All indications show we are entering into a highly volatile political environment. The happenings in the recent past show that unless something drastic is done, we could be staring at yet another disruptive season in the next seven months.
This is against a backdrop of a nation that actually does business for just about three years of the five years of an electoral cycle. We spend at least one year in campaigns and another one year recovering. No wonder businesses are already slowing down.
What is more, like other nations, Kenya has suffered the effects of the Covid-19 pandemic, which has greatly affected businesses across the board. Organisations are on edge.
The question that arises is how leaders can navigate this disruptive season to keep their businesses afloat… and growing.

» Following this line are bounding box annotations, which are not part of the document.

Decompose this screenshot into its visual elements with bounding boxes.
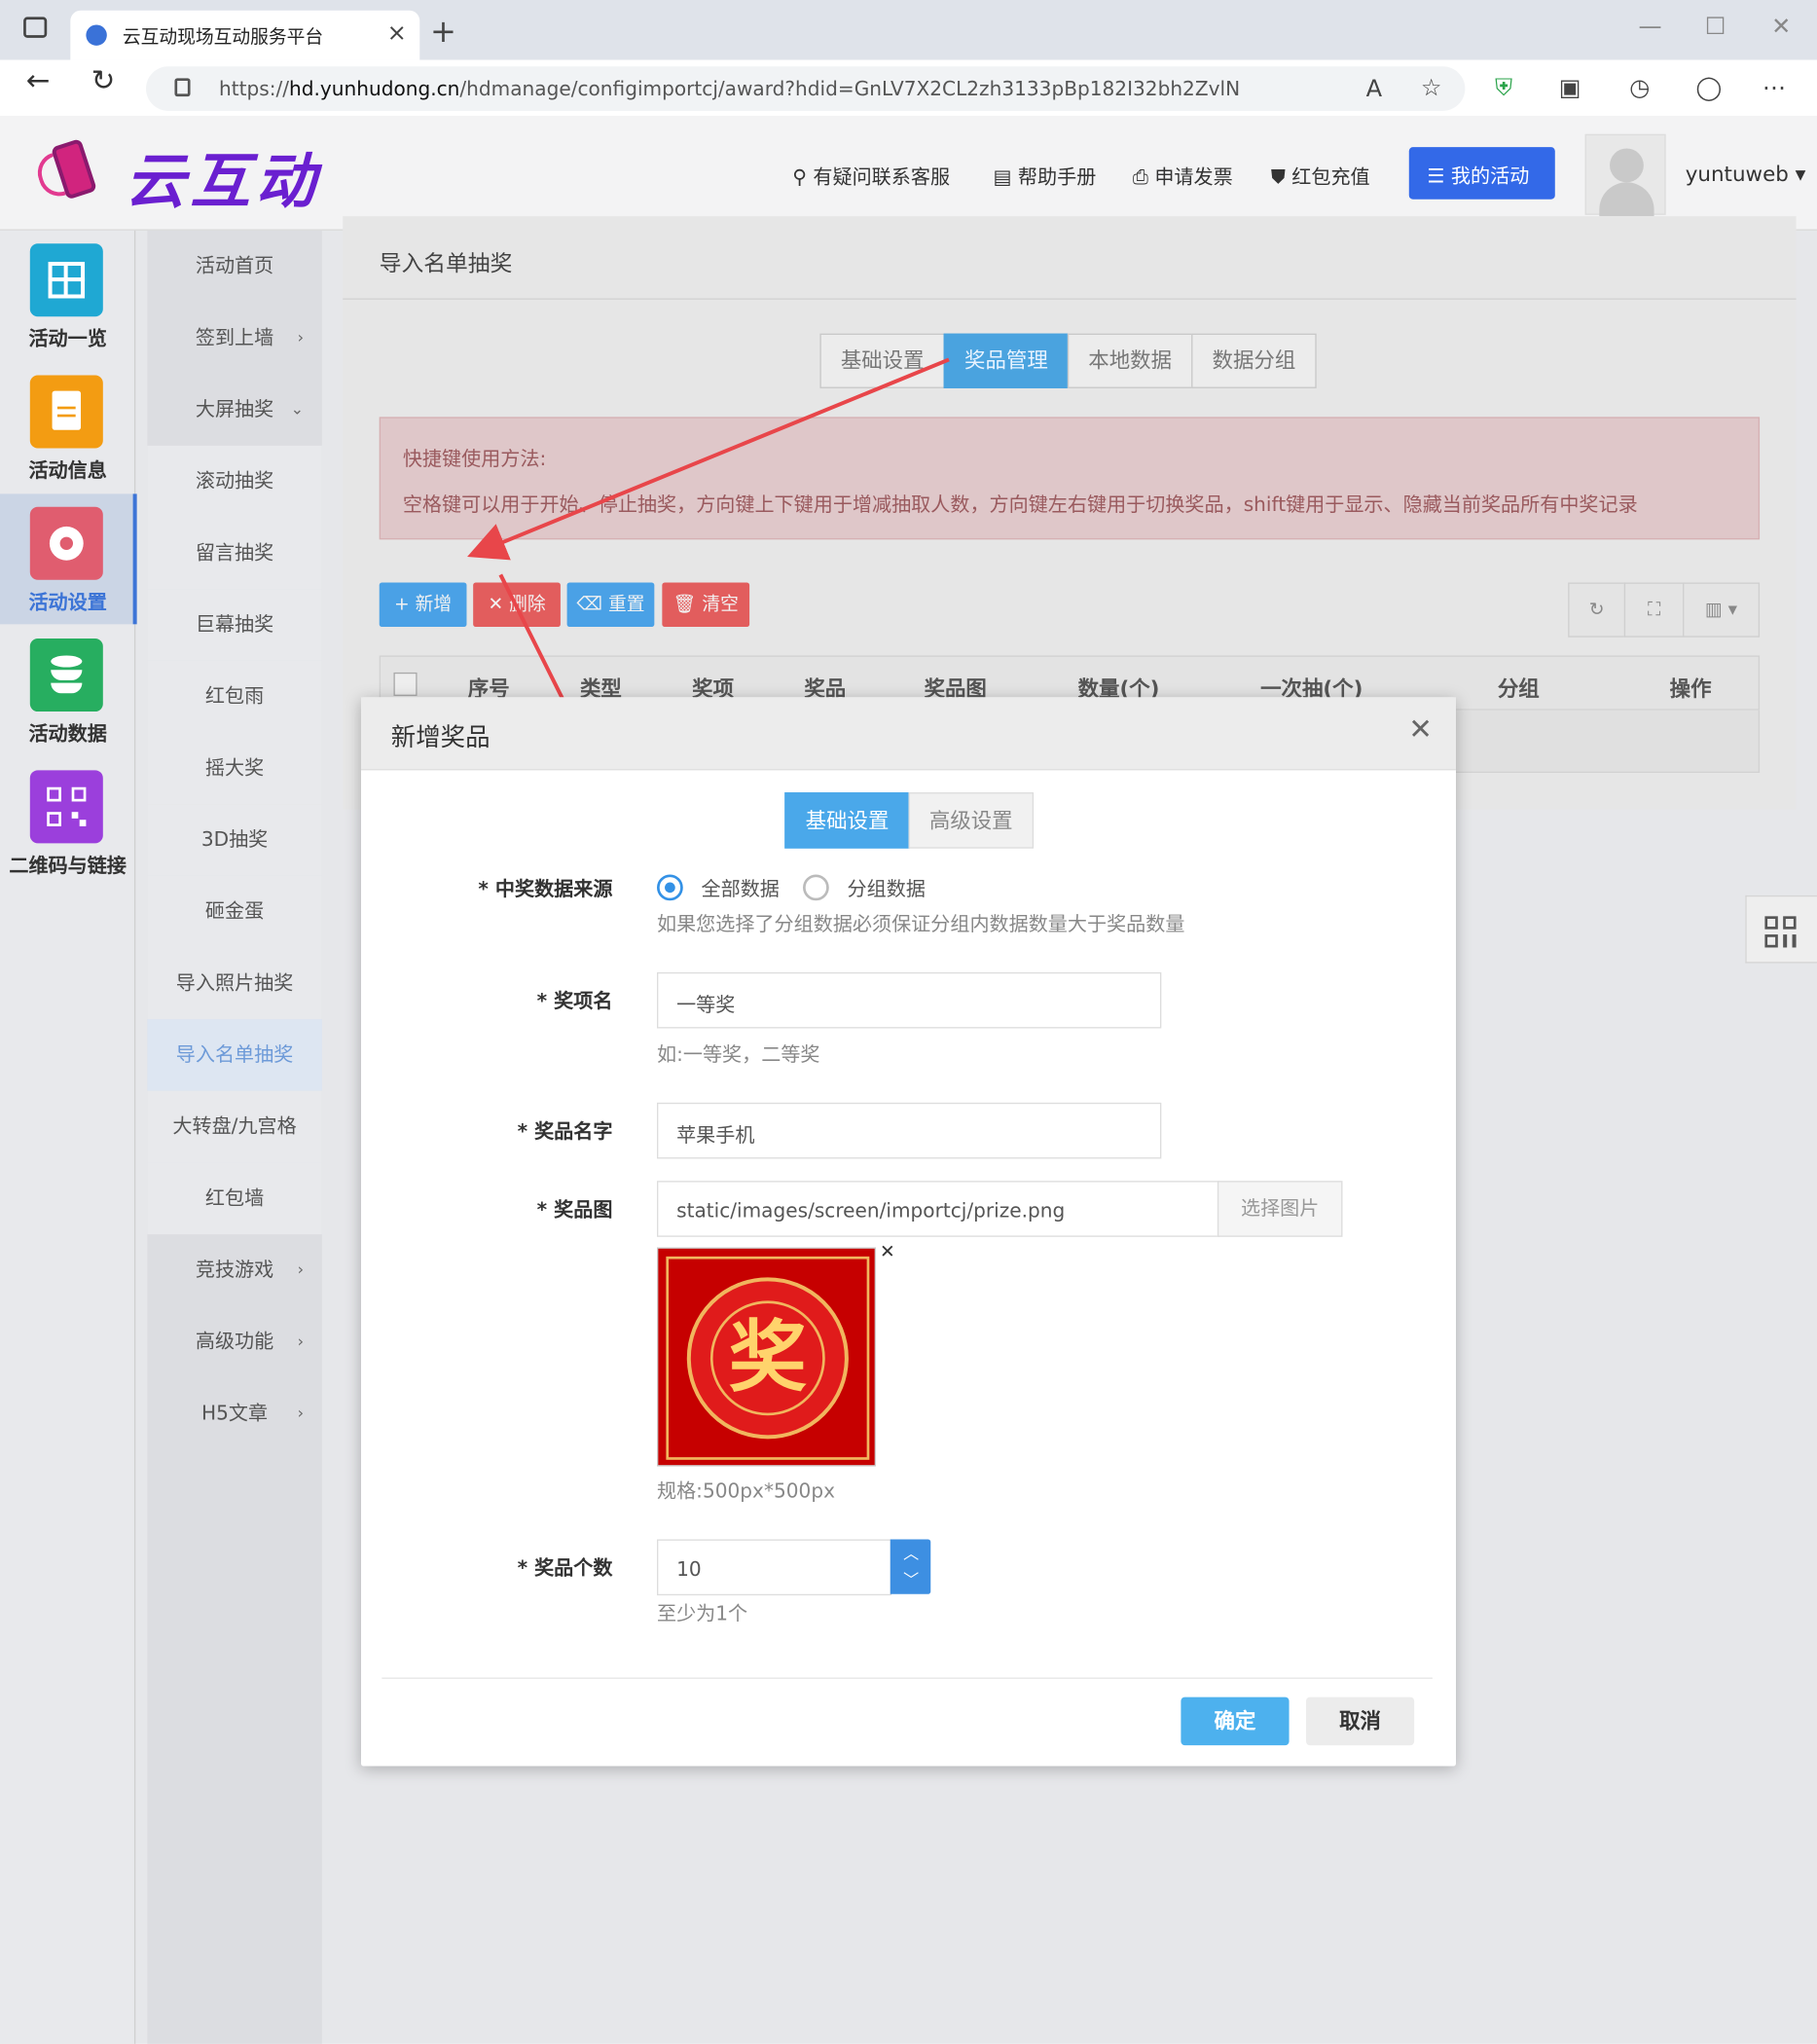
history-icon[interactable]: ◷ — [1629, 74, 1650, 101]
count-hint: 至少为1个 — [657, 1601, 748, 1625]
profile-icon[interactable]: ◯ — [1695, 74, 1722, 101]
modal-header: 新增奖品 ✕ — [360, 697, 1456, 771]
refresh-icon[interactable]: ↻ — [91, 65, 116, 97]
more-icon[interactable]: ⋯ — [1762, 74, 1786, 101]
radio-group-data[interactable] — [803, 874, 829, 901]
tab-title: 云互动现场互动服务平台 — [122, 27, 324, 49]
prize-name-input[interactable]: 苹果手机 — [657, 1102, 1162, 1159]
prize-count-label: * 奖品个数 — [517, 1555, 613, 1581]
page-content: 云互动 ⚲ 有疑问联系客服 ▤ 帮助手册 ⎙ 申请发票 ⛊ 红包充值 ☰ 我的活… — [0, 116, 1817, 2044]
add-prize-modal: 新增奖品 ✕ 基础设置 高级设置 * 中奖数据来源 全部数据 分组数据 如果您选… — [360, 697, 1456, 1767]
window-close-icon[interactable]: ✕ — [1771, 13, 1791, 40]
favicon-icon — [86, 24, 107, 46]
chevron-up-icon[interactable]: ︿ — [903, 1542, 919, 1564]
tab-actions-icon[interactable] — [23, 17, 48, 38]
url-field[interactable]: https://hd.yunhudong.cn/hdmanage/configi… — [146, 66, 1466, 111]
modal-tab-advanced[interactable]: 高级设置 — [908, 792, 1035, 849]
radio-all-data-label[interactable]: 全部数据 — [702, 874, 780, 901]
maximize-icon[interactable]: ☐ — [1705, 13, 1726, 40]
lock-icon — [174, 78, 191, 97]
prize-count-input[interactable]: 10 — [657, 1539, 892, 1596]
minimize-icon[interactable]: — — [1639, 13, 1662, 40]
tab-bar: 云互动现场互动服务平台 × + — ☐ ✕ — [0, 0, 1817, 60]
radio-group-data-label[interactable]: 分组数据 — [848, 874, 926, 901]
extension-icon[interactable]: ▣ — [1559, 74, 1581, 101]
confirm-button[interactable]: 确定 — [1181, 1697, 1290, 1746]
award-label: * 奖项名 — [536, 989, 613, 1013]
address-bar-row: ← ↻ https://hd.yunhudong.cn/hdmanage/con… — [0, 59, 1817, 117]
close-tab-icon[interactable]: × — [387, 19, 407, 47]
url-text: https://hd.yunhudong.cn/hdmanage/configi… — [219, 77, 1241, 101]
prize-image-char: 奖 — [728, 1312, 808, 1405]
remove-image-icon[interactable]: ✕ — [880, 1242, 895, 1262]
award-hint: 如:一等奖，二等奖 — [657, 1042, 820, 1067]
modal-tab-basic[interactable]: 基础设置 — [784, 792, 910, 849]
browser-tab[interactable]: 云互动现场互动服务平台 × — [70, 10, 420, 60]
count-stepper[interactable]: ︿ ﹀ — [890, 1539, 931, 1594]
extension-shield-icon[interactable]: ⛨ — [1495, 74, 1512, 101]
modal-footer-divider — [382, 1677, 1433, 1679]
image-spec-hint: 规格:500px*500px — [657, 1478, 835, 1504]
modal-title: 新增奖品 — [390, 723, 491, 752]
prize-image-preview: 奖 — [657, 1247, 877, 1467]
cancel-button[interactable]: 取消 — [1305, 1697, 1415, 1746]
source-label: * 中奖数据来源 — [478, 877, 613, 901]
arrow-to-add-button — [467, 357, 950, 561]
prize-image-path-input[interactable]: static/images/screen/importcj/prize.png — [657, 1181, 1220, 1237]
prize-name-label: * 奖品名字 — [517, 1119, 613, 1144]
chevron-down-icon[interactable]: ﹀ — [903, 1568, 919, 1590]
prize-image-label: * 奖品图 — [536, 1197, 613, 1222]
browser-chrome: 云互动现场互动服务平台 × + — ☐ ✕ ← ↻ https://hd.yun… — [0, 0, 1817, 117]
read-aloud-icon[interactable]: A — [1366, 76, 1383, 103]
radio-all-data[interactable] — [657, 874, 683, 901]
choose-image-button[interactable]: 选择图片 — [1217, 1181, 1343, 1237]
favorite-icon[interactable]: ☆ — [1421, 74, 1442, 101]
new-tab-icon[interactable]: + — [430, 13, 456, 50]
back-icon[interactable]: ← — [26, 65, 51, 97]
source-hint: 如果您选择了分组数据必须保证分组内数据数量大于奖品数量 — [657, 912, 1185, 936]
close-icon[interactable]: ✕ — [1408, 714, 1433, 747]
award-name-input[interactable]: 一等奖 — [657, 971, 1162, 1029]
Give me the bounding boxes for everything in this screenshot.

This was the subject of discussion at a recent Senior Leaders Breakfast Forum, which also served as the launch of The Catalead, a leadership development consultancy. Gathered under the theme, Recalibrating Leadership in Disruptive Times, the conversation focused on the critical role of a leader in seasons of turbulence. Safaricom CEO Peter Ndegwa, who was the keynote speaker, raised pertinent issues that leaders must consider in times of crisis.
Debunking the tag of dominance as a factor in the success of Safaricom, Ndegwa reasoned that their success has been all a matter of leadership. In any case, Safaricom found some competitors in the market, having started a few years earlier.
To the contrary, he argued that with good principles and practice, a leader can steer an organisation into good success, even in difficult times. According to Ndegwa, a strong sense of purpose transcends crisis. He warned against what he termed illusion of risk, saying that perceived risk is often not real, or not as a high as it seems.
Interestingly, Carole Kariuki, a panellist at the same event, gave her story of how, she led KEPSA to grow in profits in 2020, at the height of the pandemic without laying off staff or cutting down on their salaries.
As the CEO of the umbrella body of many business entities, Carole reported that in times of crisis, she noticed that businesses survive when leaders put people before profits. She argued that contrary to the high premium placed on rationality in decision making, leaders should not ignore intuition – what Americans call gut feeling. This can help the leader anticipate future crises and prepare appropriately for them.
This is interesting because, during my PhD studies, the dissertation of a classmate was on intuition as a critical component of decision making. It turned out to be a seminal study that scientifically supported intuition as a viable basis for decision making.
Indeed, since then, several studies have shown that through intuition, a leader can present a future vision in contrast to the present status and thus move followers through ambiguity toward clarity of understanding and shared insight.
This will influence them to see and accept the future state of the organisation as a desirable condition worth making personal sacrifices for.
Character is another key leadership factor for surviving a crisis according to Ndegwa. He stirred the house when he compared a leader to a shop window, where people stop and look in. What they see will determine whether they get attracted or repelled.
He further advised that leaders must not be distracted by noise – especially from social media. When people say things about you, do not take it too seriously – learn to laugh at yourself.
With many other such insights, the two leaders – Peter and Carole – left the houseful of senior leaders well advised on how to recalibrate their leadership in disruptive times.
As we face an uncertain future in the next several months, what became clear is that with deliberate effort, leaders can muster the skills necessary for navigating the toughest of turbulences.
Indeed, the moderator Victoria Rubadiri crowned it with a Winston Churchill quote: Don’t let a good crisis go to waste. The Covid pandemic and electoral tensions might combine to create a good crisis. We must not let it go to waste.